Der Historiker Stefan Zwicker zitiert den Schriftsteller Arnošt Lustig, der den Fußball im KZ mit Sexualität oder Kunst verglichen hat: „Er kann den Menschen ähnlich befreien. Es stellte einen Ausweg aus dem grauenvollen Alltag im Lager dar.“ Lustig war übrigens Torwart der Mannschaft „Bastei“. Jiří Taussig-Tesář, vor seiner Deportation einmal tschechischer Na­tio­nal­tor­wart, sagte: „Wir waren die Stars von Terezín. Die Jungen sahen ins uns Vorbilder, wir gaben ihnen Hoffnung, und wir repräsentierten das Leben.“

Über die Bedeutung des Fußballs in Theresienstadt geben mittlerweile ein Film („Liga Terezín“, Regie: Oded Breda, Israel 2015) und eine Ausstellung, die dauerhaft in Israel zu sehen ist, Auskunft. 2012 wurde sie im ehemaligen Lager gezeigt.

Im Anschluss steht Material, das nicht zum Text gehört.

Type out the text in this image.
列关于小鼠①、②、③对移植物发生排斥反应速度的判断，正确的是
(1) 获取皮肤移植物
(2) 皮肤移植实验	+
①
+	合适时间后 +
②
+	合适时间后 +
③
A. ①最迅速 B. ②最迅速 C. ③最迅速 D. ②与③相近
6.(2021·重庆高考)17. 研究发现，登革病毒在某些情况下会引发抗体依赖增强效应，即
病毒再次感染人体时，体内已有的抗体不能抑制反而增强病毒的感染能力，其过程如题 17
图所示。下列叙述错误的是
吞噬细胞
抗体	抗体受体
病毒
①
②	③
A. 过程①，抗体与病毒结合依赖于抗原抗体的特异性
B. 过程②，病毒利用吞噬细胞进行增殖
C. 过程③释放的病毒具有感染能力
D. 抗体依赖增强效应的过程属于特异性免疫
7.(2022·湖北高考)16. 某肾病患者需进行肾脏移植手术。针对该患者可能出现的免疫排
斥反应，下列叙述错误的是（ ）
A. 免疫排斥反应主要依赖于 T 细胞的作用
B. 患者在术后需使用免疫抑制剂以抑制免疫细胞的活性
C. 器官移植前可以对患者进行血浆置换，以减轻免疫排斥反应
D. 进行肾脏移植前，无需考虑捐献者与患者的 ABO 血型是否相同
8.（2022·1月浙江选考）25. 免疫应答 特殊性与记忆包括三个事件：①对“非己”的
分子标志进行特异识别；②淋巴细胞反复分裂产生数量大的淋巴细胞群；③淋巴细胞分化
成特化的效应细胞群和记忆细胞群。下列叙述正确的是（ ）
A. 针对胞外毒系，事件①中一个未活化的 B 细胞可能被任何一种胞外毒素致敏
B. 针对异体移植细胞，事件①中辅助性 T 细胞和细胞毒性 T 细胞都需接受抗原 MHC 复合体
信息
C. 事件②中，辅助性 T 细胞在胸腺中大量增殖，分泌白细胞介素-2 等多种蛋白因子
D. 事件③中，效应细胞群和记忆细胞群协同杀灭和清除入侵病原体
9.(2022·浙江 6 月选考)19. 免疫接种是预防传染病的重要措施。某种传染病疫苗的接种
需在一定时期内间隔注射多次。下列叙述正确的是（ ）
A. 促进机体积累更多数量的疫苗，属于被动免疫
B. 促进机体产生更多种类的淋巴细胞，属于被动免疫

Was jüngere Forschung zum Fußball in Theresienstadt in den vergangenen Jahren zutage förderte, ist das Wissen über das hohe Niveau, auf dem gespielt wurde. „Ein 35-Meter-Schuss von Egon Reach in die obere Ecke des Tores wird von mehr Überlebenden erwähnt als alles andere“, schreibt Kevin Simp­son („Soccer under the Swastika“, 2016). Der Treffer ist auch deswegen so bemerkenswert, weil die Tore klein waren, etwa wie beim Handball. Überhaupt mussten damalige Spitzenfußballer wie Egon Reach, Ignaz „Nati“ Fischer, der tschechische Nationalspieler Paul Mahrer oder der Torwart Jiří Taussig-Tesář mit anderen Regeln auskommen. Gespielt wurde meist in engen Kaserneninnenhöfen, daher war die Mannschaftsgröße auf sieben beschränkt. Spiele dauerten zweimal 35 Minuten, zudem bestand der Boden der Plätze „aus Lehm mit Kieseln“, wie František Steiner schreibt, und wenn es nach einer Verlängerung noch unentschieden stand, entschied eine Art „Golden Goal“. Noch eine fußballerische Innovation aus Theresienstadt.

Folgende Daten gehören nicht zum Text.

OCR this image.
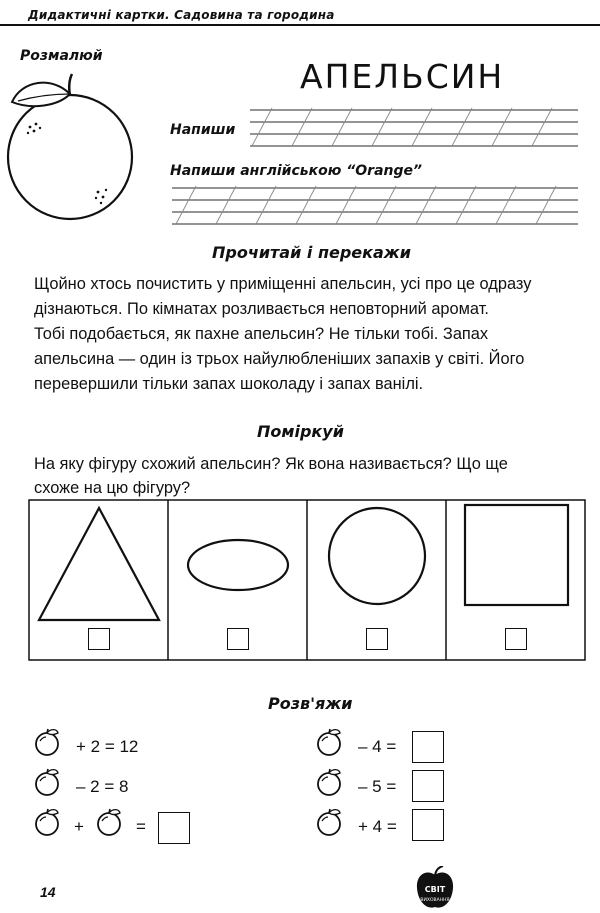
Дидактичні картки. Садовина та городина
Розмалюй
АПЕЛЬСИН
Напиши
Напиши англійською “Orange”
Прочитай і перекажи
Щойно хтось почистить у приміщенні апельсин, усі про це одразу
дізнаються. По кімнатах розливається неповторний аромат.
Тобі подобається, як пахне апельсин? Не тільки тобі. Запах
апельсина — один із трьох найулюбленіших запахів у світі. Його
перевершили тільки запах шоколаду і запах ванілі.
Поміркуй
На яку фігуру схожий апельсин? Як вона називається? Що ще
схоже на цю фігуру?
Розв'яжи
+ 2 = 12
– 2 = 8
+	=
– 4 =
– 5 =
+ 4 =
14	СВІТ
ВИХОВАННЯ
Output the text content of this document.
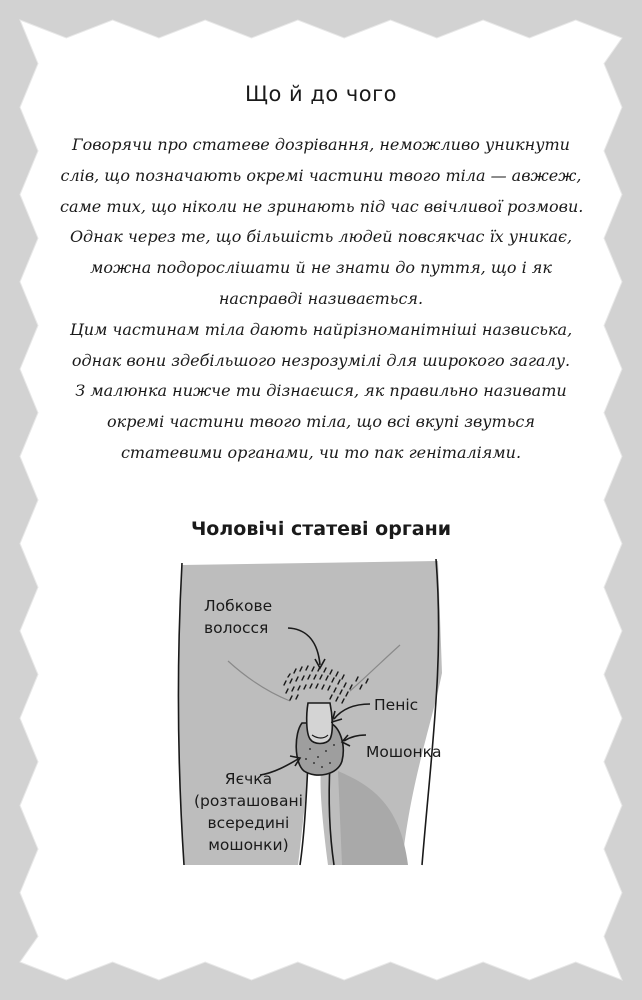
Що й до чого
Говорячи про статеве дозрівання, неможливо уникнути
слів, що позначають окремі частини твого тіла — авжеж,
саме тих, що ніколи не зринають під час ввічливої розмови.
Однак через те, що більшість людей повсякчас їх уникає,
можна подорослішати й не знати до пуття, що і як
насправді називається.
Цим частинам тіла дають найрізноманітніші назвиська,
однак вони здебільшого незрозумілі для широкого загалу.
З малюнка нижче ти дізнаєшся, як правильно називати
окремі частини твого тіла, що всі вкупі звуться
статевими органами, чи то пак геніталіями.
Чоловічі статеві органи
Лобкове
волосся
Пеніс
Мошонка
Яєчка
(розташовані
всередині
мошонки)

Und das unter den Bedingungen dauernder Gefahr. „Jeden Montag von 10 Uhr bis 14 Uhr gab es ein Transferfenster, in dem die Mannschaften Spieler ersetzen konnten, die sie verloren hatten oder die deportiert wurden“, macht Simpson an einem Beispiel die prekäre Si­tua­tion deutlich.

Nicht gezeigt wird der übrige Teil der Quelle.